Control Arms
Part IV

The following text and photos illustrate work performed on a 1998 Toyota Tacoma 4WD, but should also be representative of 1999, 2000, 2001, 2002, 2003 and 2004 Tacoma model years. Click photos to enlarge.
With the ball joint removed, you can remove the upper control arm pivot bolt. This is a long bolt that spans both front and rear bushings.  
In my case, a plastic harness clamp and a cable loom was in the way, preventing me from pulling the long bolt free on the driver's side (left side).

By removing the plastic clamp and moving the cable loom, I was able to slide the bolt out just barely below the battery tray. Your results may vary.

On the passenger (right) side, there was plenty of room beside the air box to slide the bolt out.

Old arm and bushing (left) and new arm and bushing (right).

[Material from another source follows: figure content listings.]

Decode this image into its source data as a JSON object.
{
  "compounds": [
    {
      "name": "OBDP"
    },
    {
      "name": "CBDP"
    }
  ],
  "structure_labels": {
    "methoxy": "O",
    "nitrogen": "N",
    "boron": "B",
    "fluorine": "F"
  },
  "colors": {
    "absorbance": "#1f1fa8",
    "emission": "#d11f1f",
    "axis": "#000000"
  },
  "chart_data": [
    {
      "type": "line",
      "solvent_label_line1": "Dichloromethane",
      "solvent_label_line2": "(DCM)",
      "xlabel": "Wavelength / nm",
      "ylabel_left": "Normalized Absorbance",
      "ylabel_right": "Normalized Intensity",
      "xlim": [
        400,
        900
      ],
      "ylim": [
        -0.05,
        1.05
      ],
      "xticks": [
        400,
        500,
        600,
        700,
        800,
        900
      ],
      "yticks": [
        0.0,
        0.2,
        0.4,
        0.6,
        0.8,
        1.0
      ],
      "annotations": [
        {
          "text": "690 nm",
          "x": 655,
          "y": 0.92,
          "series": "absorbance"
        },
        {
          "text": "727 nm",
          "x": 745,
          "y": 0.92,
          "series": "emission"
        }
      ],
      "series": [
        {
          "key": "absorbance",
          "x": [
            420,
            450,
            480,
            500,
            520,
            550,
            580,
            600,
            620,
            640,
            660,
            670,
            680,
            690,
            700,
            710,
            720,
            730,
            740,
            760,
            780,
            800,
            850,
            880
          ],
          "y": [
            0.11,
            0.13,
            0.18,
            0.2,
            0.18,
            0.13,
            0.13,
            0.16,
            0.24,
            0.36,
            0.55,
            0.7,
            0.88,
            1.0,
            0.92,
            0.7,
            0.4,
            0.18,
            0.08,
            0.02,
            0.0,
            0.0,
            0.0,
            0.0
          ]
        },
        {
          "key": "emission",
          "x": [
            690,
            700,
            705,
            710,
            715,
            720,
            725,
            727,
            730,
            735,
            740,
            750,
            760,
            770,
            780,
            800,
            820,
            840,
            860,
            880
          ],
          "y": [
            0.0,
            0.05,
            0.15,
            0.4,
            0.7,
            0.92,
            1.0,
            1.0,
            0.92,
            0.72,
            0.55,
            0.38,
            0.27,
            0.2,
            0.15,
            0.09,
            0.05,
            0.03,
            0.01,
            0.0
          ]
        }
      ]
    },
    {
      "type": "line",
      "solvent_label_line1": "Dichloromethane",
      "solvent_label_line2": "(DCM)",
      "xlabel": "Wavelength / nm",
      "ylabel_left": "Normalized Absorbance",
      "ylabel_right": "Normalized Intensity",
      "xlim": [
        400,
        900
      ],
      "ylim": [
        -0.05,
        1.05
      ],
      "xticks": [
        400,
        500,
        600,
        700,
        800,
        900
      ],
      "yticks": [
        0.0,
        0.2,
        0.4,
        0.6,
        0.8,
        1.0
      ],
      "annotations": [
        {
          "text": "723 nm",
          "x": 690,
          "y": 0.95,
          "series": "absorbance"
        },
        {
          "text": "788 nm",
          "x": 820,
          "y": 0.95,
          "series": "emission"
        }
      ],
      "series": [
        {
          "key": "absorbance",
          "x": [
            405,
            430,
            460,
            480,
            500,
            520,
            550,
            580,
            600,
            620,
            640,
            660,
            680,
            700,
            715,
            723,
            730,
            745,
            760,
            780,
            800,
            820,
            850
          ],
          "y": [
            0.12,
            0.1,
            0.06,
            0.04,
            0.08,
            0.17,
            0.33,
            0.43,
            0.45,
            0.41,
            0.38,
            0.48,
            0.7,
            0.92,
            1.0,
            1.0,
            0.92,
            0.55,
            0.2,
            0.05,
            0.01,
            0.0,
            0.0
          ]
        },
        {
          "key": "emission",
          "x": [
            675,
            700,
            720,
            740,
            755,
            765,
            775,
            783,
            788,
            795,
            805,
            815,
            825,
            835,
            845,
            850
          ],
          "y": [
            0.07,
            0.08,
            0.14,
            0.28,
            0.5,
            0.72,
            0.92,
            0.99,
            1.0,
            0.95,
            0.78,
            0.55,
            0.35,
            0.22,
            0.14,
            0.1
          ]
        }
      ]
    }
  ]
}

Installation is reverse of removal. Torque upper control arm bolts to spec. (87 lb/ft).

Now it's time to press the new upper ball joint into the steering knuckle. I used the same pitman arm puller that was used to press out the lower ball joints and the tie rod ends, but I cut the opening of the jaws to a dimension of 1.75". (Thanks to TTORA member "CajunTaco" for the tip) If you decide to do this, be sure to use the tool to press out the other joints first (lower BJs and TREs) before you cut it for use with the upper BJs. At the time of writing, this tool costs about $15 at AutoZone or $7 at Harbor Freight.

The Toyota upper ball joint (Part # 43310-39016) comes with these pieces: Instructions, new castle nut and cotter pin, c-clip, rubber boot, wire clamp, white grease (to be packed inside boot) and yellow grease (to be packed around dust seal opening (small end of boot)).

With the modified pitman arm puller and a piece of flat steel (I used a SuperBar) carefully press the new joint into the steering knuckle. As you tighten the bolt and press the joint, be sure to watch the circumference of the joint seat to ensure it presses evenly into the opening. (The white plastic you see in the photo is a cable-tie that I used to help support the steering knuckle.)